I was recently out with my regular imbibing posse at one of those fancy cocktail bars where every drink costs $18 and requires 20 minutes to prepare, wondering about how my poor life choices had led me so far astray from the halcyon days of my squandered youth, when a cheap bottle of beer or glass of plonk wine would fill me with glee. The bartender with the twirly mustachio and old-timey suspenders with sleeve garters shook me from my reverie, asking if I wanted red or white Vermouth in my cocktail.
For those not familiar with Vermouth, it comes from the German word vermut, which you may know as wormwood, also famous as principal flavoring agent in Absinthe, until it was declared poisonous.
Like many other spirits, Vermouth began as a medicinal potion in the 12th century. The Italians claim to have invented it by steeping herbs and flowers in a red wine, while the French make the same claim, only using white wine as the base.
All styles of Vermouth start with an aromatised wine. Herbs, flowers, and spices are ground up and added to a wine base, which is left to age for a few years to infuse the flavor. A grape-based distillate is then added to increase the alcohol content up to around 19%.
The French style of Vermouth is the most popular worldwide, and is also widely known as dry or white Vermouth. This is the Vermouth you will find in your martini. The Italian style of Vermouth is based on a red wine, and is much sweeter than French Vermouth. You will find this style in sweeter drinks like a Manhattan. While there was fierce rivalry between the French and Italian producers in the 1700’s, most Vermouth companies today offer both styles.
For the early years of my tippling career, I was under the impression that all Vermouth was white, until I stumbled into a tiny bar in Madrid while on vacation, which poured both red and white Vermouth directly into the glasses of eager patrons from spigots in the large wooden Vermouth barrels that made up the entire wall behind the bar. It was in this century-old bar that I developed a taste for red Vermouth, which has been produced in Spain since the 18th century. The Spanish style of Vermouth tends to be a bit sweeter than their French or Italian counterparts, and is typically served with 2-3 ounces poured over ice cubes, often paired with delightful little tapas like olives or salted fish.

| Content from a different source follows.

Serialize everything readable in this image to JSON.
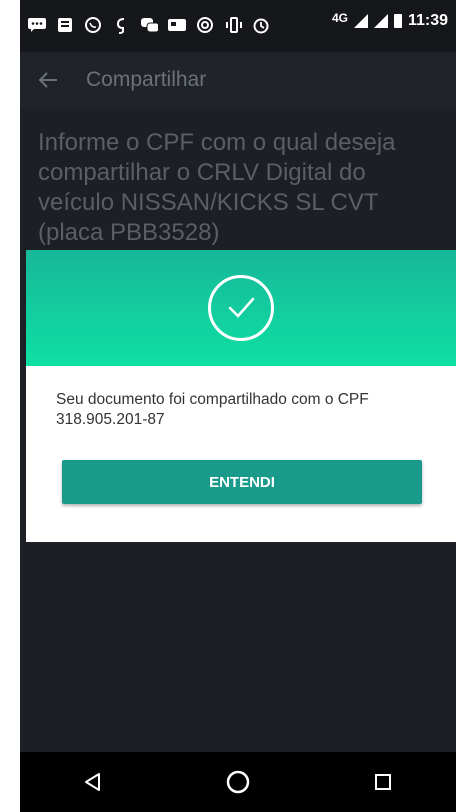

Unlike other spirits, there is no specific recipe for Vermouth, so different brands can vary widely in flavour. Some of the more common botanicals used to add flavour to Vermouth include cloves, cinnamon, quinine, ginger, wormwood (in tiny quantities), coriander, and rosemary. There are dozens of Vermouth producers in France and Italy, but they only export a few brands to North America, so our experiences are somewhat constrained by the lack of variety at our local liquor merchants.
Vermouth languished as a boring medicinal potion through the middle ages, used as a digestive aid or a healthy alternative to the plague-ridden waters of Europe. It wasn’t until the early 1800’s that the style of dry Vermouth that we’re most accustomed to was first produced. This new style took the cocktail world by storm, and we’ve been enjoying it ever since.
If you are mixing up a cocktail at home, a Martini will be the default choice for including Vermouth, with the classic recipe being two parts Gin and one part Dry Vermouth. If I am feeling particularly adventurous, I add a tiny splash of peated whisky to imbue the Martini with a smoky flavour.
While James Bond may prefer his Martini made with Vodka, I stick with the traditional Gin base, skipping the international brands for our very own Eau Claire Distillery Parlour Gin, made in the London Dry style like the classic Tanqueray or Beefeater brands. The Eau Claire Distillery in Diamond Valley kick-started the craft distilling movement in Alberta back in 2012, and has been going strong ever since, so they are always my first choice.
For those who prefer a bit of mixer in their martinis instead of just straight liquor, my take on the Cosmopolitan starts by adding several ice cubes to a martini shaker, then pour in two ounces of the Alberta Botanical Gin from the Canmore-based Wild Life distillery, half an ounce of dry Vermouth, and one ounce of Chambord Royale raspberry liqueur. Fill the shaker with Cranberry juice, then shake vigorously. Pour into two or three fancy martini glasses and serve.
While we don’t have much a domestic Vermouth industry, we do have dozens of craft distillers in Alberta, so be sure to pick up some crafty Gin to mix with your Vermouth!